La gente que me conoce sabe que no soy ajeno al Makuhari Messe puesto que ahí se celebra cada año, entre otros eventos ya también conocidos a nivel internacional, el Tokyo Game Show, al que he asistido sin falta desde hace ya muchos años, aunque ya no hago artículos al respecto porque el evento lamentablemente ha perdido relevancia y lo único relativamente interesante que podría mostrar serían las fotos de las edecanes, y estoy seguro de que ustedes no quieren eso, ¿verdad? 😀

Para los que no estén enterados de qué onda con el EVO, basta decirles que es el torneo de juegos de pelea más prestigioso e importante del mundo. Su sede original es en Las Vegas, en donde cada verano gente de todo el planeta se reúne para probar sus habilidades en diferentes títulos, además de pasarla bien y hacer crecer a la FGC (Fighting Game Community). En resumen, el EVO es como las olimpiadas de los juegos de pelea, con la diferencia de que aquí cualquiera puede participar en los torneos. Además, si le preguntan a personas que jueguen títulos de peleas seguramente al menos van a saber qué es el EVO, y más de alguno les dirá que es la meta de todo jugador de ese género ganar el EVO. Así de grande se ha convertido.
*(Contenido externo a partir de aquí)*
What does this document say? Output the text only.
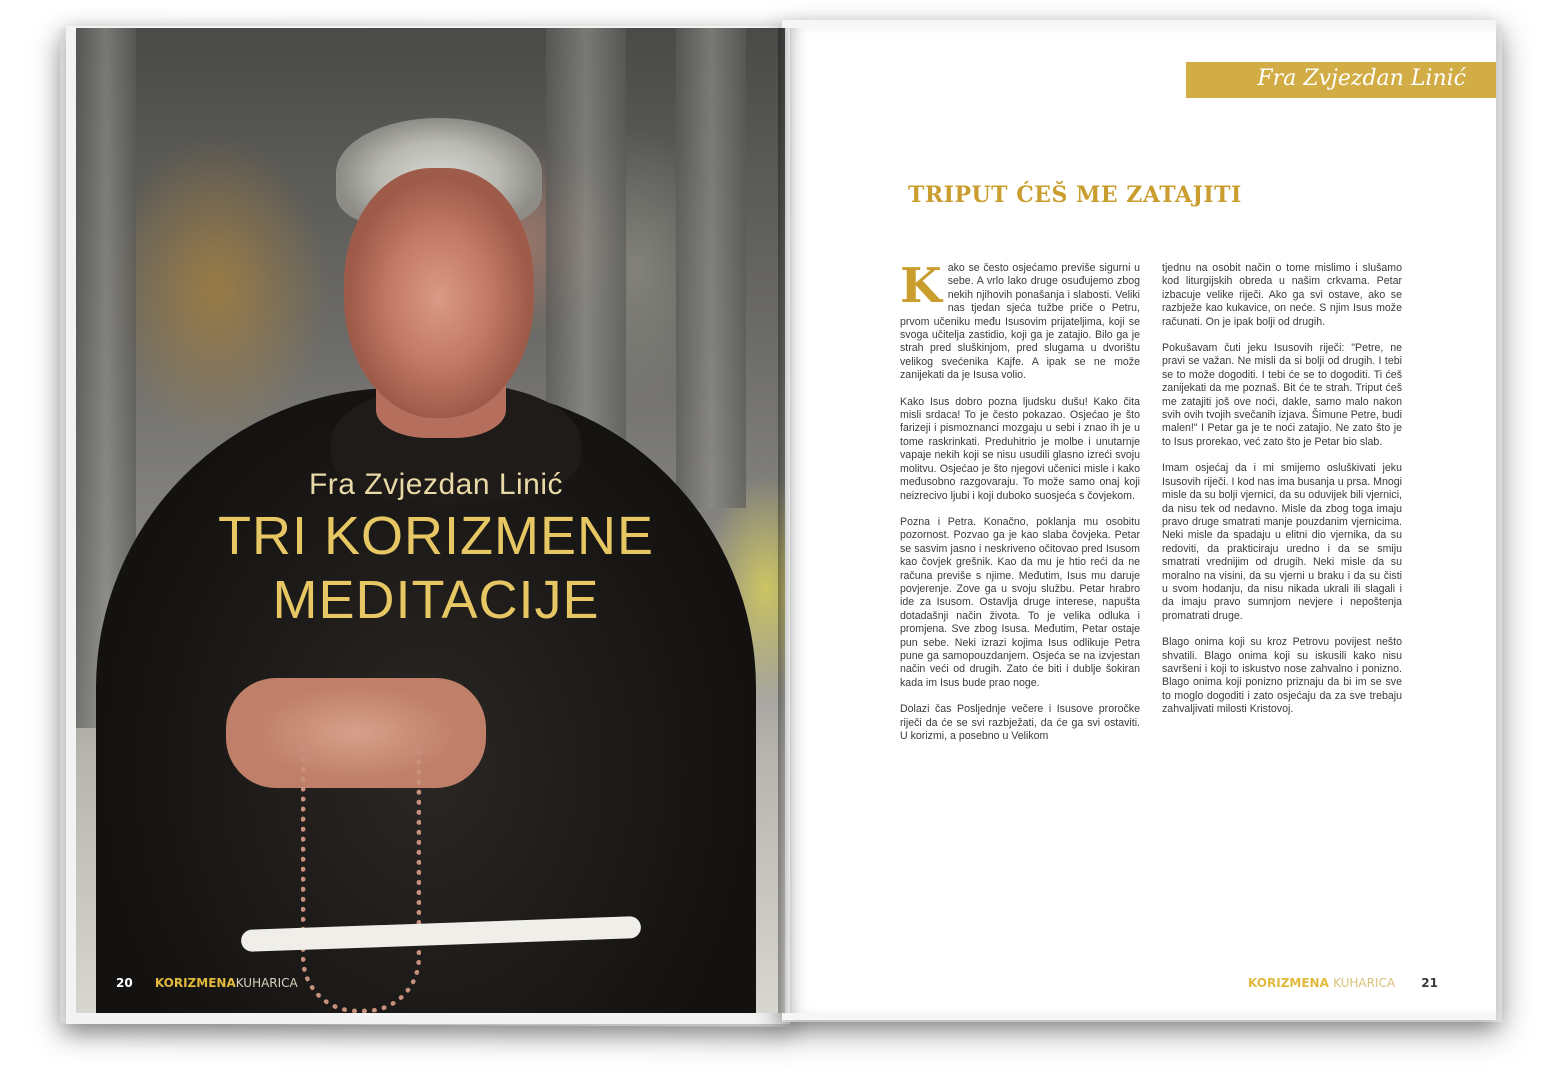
Fra Zvjezdan Linić
TRI KORIZMENE
MEDITACIJE
20 KORIZMENAKUHARICA
Fra Zvjezdan Linić
TRIPUT ĆEŠ ME ZATAJITI

Kako se često osjećamo previše sigurni u sebe. A vrlo lako drugе osuđujemo zbog nekih njihovih ponašanja i slabosti. Veliki nas tjedan sjeća tužbe priče o Petru, prvom učeniku među Isusovim prijateljima, koji se svoga učitelja zastidio, koji ga je zatajio. Bilo ga je strah pred sluškinjom, pred slugama u dvorištu velikog svećenika Kajfe. A ipak se ne može zanijekati da je Isusa volio.

Kako Isus dobro pozna ljudsku dušu! Kako čita misli srdaca! To je često pokazao. Osjećao je što farizeji i pismoznanci mozgaju u sebi i znao ih je u tome raskrinkati. Preduhitrio je molbe i unutarnje vapaje nekih koji se nisu usudili glasno izreći svoju molitvu. Osjećao je što njegovi učenici misle i kako međusobno razgovaraju. To može samo onaj koji neizrecivo ljubi i koji duboko suosjeća s čovjekom.

Pozna i Petra. Konačno, poklanja mu osobitu pozornost. Pozvao ga je kao slaba čovjeka. Petar se sasvim jasno i neskriveno očitovao pred Isusom kao čovjek grešnik. Kao da mu je htio reći da ne računa previše s njime. Međutim, Isus mu daruje povjerenje. Zove ga u svoju službu. Petar hrabro ide za Isusom. Ostavlja druge interese, napušta dotadašnji način života. To je velika odluka i promjena. Sve zbog Isusa. Međutim, Petar ostaje pun sebe. Neki izrazi kojima Isus odlikuje Petra pune ga samopouzdanjem. Osjeća se na izvjestan način veći od drugih. Zato će biti i dublje šokiran kada im Isus bude prao noge.

Dolazi čas Posljednje večere i Isusove proročke riječi da će se svi razbježati, da će ga svi ostaviti. U korizmi, a posebno u Velikom

tjednu na osobit način o tome mislimo i slušamo kod liturgijskih obreda u našim crkvama. Petar izbacuje velike riječi. Ako ga svi ostave, ako se razbježe kao kukavice, on neće. S njim Isus može računati. On je ipak bolji od drugih.

Pokušavam čuti jeku Isusovih riječi: "Petre, ne pravi se važan. Ne misli da si bolji od drugih. I tebi se to može dogoditi. I tebi će se to dogoditi. Ti ćeš zanijekati da me poznaš. Bit će te strah. Triput ćeš me zatajiti još ove noći, dakle, samo malo nakon svih ovih tvojih svečanih izjava. Šimune Petre, budi malen!" I Petar ga je te noći zatajio. Ne zato što je to Isus prorekao, već zato što je Petar bio slab.

Imam osjećaj da i mi smijemo osluškivati jeku Isusovih riječi. I kod nas ima busanja u prsa. Mnogi misle da su bolji vjernici, da su oduvijek bili vjernici, da nisu tek od nedavno. Misle da zbog toga imaju pravo druge smatrati manje pouzdanim vjernicima. Neki misle da spadaju u elitni dio vjernika, da su redoviti, da prakticiraju uredno i da se smiju smatrati vrednijim od drugih. Neki misle da su moralno na visini, da su vjerni u braku i da su čisti u svom hodanju, da nisu nikada ukrali ili slagali i da imaju pravo sumnjom nevjere i nepoštenja promatrati druge.

Blago onima koji su kroz Petrovu povijest nešto shvatili. Blago onima koji su iskusili kako nisu savršeni i koji to iskustvo nose zahvalno i ponizno. Blago onima koji ponizno priznaju da bi im se sve to moglo dogoditi i zato osjećaju da za sve trebaju zahvaljivati milosti Kristovoj.

KORIZMENA KUHARICA 21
Faltaría dar nada más como dato extra que fue precisamente en un EVO donde sucedió el momento más impactante de todos los tiempos en juegos de pelea, y que fue (y continúa siendo) la inspiración de muchos de los jugadores, tanto casuales como profesionales:

Como muchos de los jugadores de pelea más adiestrados son originarios de Japón, y hay una buena cantidad de ellos que no puede hacer el viaje a Estados Unidos, además de pensar en la comunidad asiática al considerar que es más fácil viajar a Japón que cruzar medio mundo para ir a Las Vegas, el creador del torneo decidió crear la versión Japón del evento hace 3 años, y salvo el año pasado que el evento se movió a Kyushu, la respuesta de la comunidad ha sido muy buena, por lo que parece ser que EVO Japan llegó para quedarse.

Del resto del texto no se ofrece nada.